At dinner with Forrester analyst Clay Richardson he mentioned that process support should be less like mass transit trains and buses, and more like a Zipcar. Both approaches can be seen as a way to solve metropolitan transportation problems; both are more efficient in energey use; both save the consumer money over owning and maintaining (including parking) a private vehicle. This fits well with ideas I have been trying to communicate — and I always like “car analogies”.
If you think about it, most process discovery efforts focus on the mass transit idea. They collect together representatives of all of the stake holders and design a single process to fit all. This is done for the openly stated ideal that “everyone should do things the same way”. They debate the proper way that things should be done. Because there are so many different considerations, the resulting process is often far more complex than any single subgroup in the organization would need. Then, like a large public works project, a significant effort and time is put into automating this process. Then people accommodate into their work patterns in a way similar to a commuter coordinating their schedule to the bus schedule.
Instead of a large commitment to a single infrastructure, maybe an approach around mass personalization would be more efficient. There is no need to get a group of people together and decide the schedule and route because Zipcars give people the convenience to pick their own schedules and routes. Zipcars can be optimized in a way far better than private cars because their usage can be monitored, patterns detected as they emerge from the use. The company can then help make the members more mobile by deploying more where they are needed. This is “Agile Mass Transit“. It takes months or years to change a bus schedule, but Zipcars can moderate their deployment pattern on a daily basis.

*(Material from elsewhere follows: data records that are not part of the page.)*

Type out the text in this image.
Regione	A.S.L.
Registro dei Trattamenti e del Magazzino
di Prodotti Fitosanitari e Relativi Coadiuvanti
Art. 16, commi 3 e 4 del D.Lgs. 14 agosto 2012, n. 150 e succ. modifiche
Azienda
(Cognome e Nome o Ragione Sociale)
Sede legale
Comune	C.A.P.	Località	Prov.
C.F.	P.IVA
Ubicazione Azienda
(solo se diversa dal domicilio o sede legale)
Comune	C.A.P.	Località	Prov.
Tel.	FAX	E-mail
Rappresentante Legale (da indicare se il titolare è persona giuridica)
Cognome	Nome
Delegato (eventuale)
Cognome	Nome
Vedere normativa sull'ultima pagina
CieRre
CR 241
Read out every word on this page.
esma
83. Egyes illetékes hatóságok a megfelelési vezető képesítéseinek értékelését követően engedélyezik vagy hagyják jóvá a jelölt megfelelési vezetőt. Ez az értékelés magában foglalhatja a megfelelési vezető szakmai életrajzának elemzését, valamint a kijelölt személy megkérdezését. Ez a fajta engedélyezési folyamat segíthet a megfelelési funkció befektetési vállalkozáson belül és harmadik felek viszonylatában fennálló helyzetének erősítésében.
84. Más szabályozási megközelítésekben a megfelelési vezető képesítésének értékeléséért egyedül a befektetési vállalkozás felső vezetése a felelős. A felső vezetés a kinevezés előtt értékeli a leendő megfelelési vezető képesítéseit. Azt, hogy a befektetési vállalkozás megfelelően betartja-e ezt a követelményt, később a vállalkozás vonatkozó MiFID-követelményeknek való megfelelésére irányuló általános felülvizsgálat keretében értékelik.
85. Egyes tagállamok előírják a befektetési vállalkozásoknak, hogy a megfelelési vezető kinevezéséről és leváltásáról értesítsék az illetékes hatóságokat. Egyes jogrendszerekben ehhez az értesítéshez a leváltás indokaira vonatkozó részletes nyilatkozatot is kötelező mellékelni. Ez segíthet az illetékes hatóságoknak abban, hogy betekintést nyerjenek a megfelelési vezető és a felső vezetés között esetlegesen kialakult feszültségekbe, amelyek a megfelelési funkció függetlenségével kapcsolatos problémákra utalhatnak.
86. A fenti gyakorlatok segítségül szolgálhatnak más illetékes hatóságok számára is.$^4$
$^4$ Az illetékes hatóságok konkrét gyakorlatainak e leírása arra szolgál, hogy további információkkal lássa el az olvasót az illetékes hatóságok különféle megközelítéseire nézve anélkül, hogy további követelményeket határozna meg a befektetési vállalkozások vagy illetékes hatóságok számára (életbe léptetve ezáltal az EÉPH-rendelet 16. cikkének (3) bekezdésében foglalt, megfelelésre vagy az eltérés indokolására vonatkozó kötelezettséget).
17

Mass personalization of process makes sense in the same way. Instead of getting a lot of people to “discover” a single common process, perhaps a better idea is to deploy a process system that lets people direct their own processes. The key though is that instead of agreeing upon routes and schedules, each person is in control of their own routes and schedules, allowing them to find a local optimum way to work. People can exchange and share best practices. Even though there is mass personalization of process, they still can be monitored. Better yet, Automated Process Discovery (APD) ends up being a technique to find the process patterns that emerge from use. These patterns are egoless in that they don’t represent what someone thinks is being done, but is an accurate picture of the actual work. From this, many people will identify ways to improve the work, and consequently you can measure the improvement.
In today’s economy, we need lean approaches that deliver small results immediately, with the ability to continue optimizing over time. Most companies can not afford a large public works project. We need to stop thinking about process discovery in a mass transit mindset, and start thinking about lean, agile approaches to make organizations run better: Mass Personalization.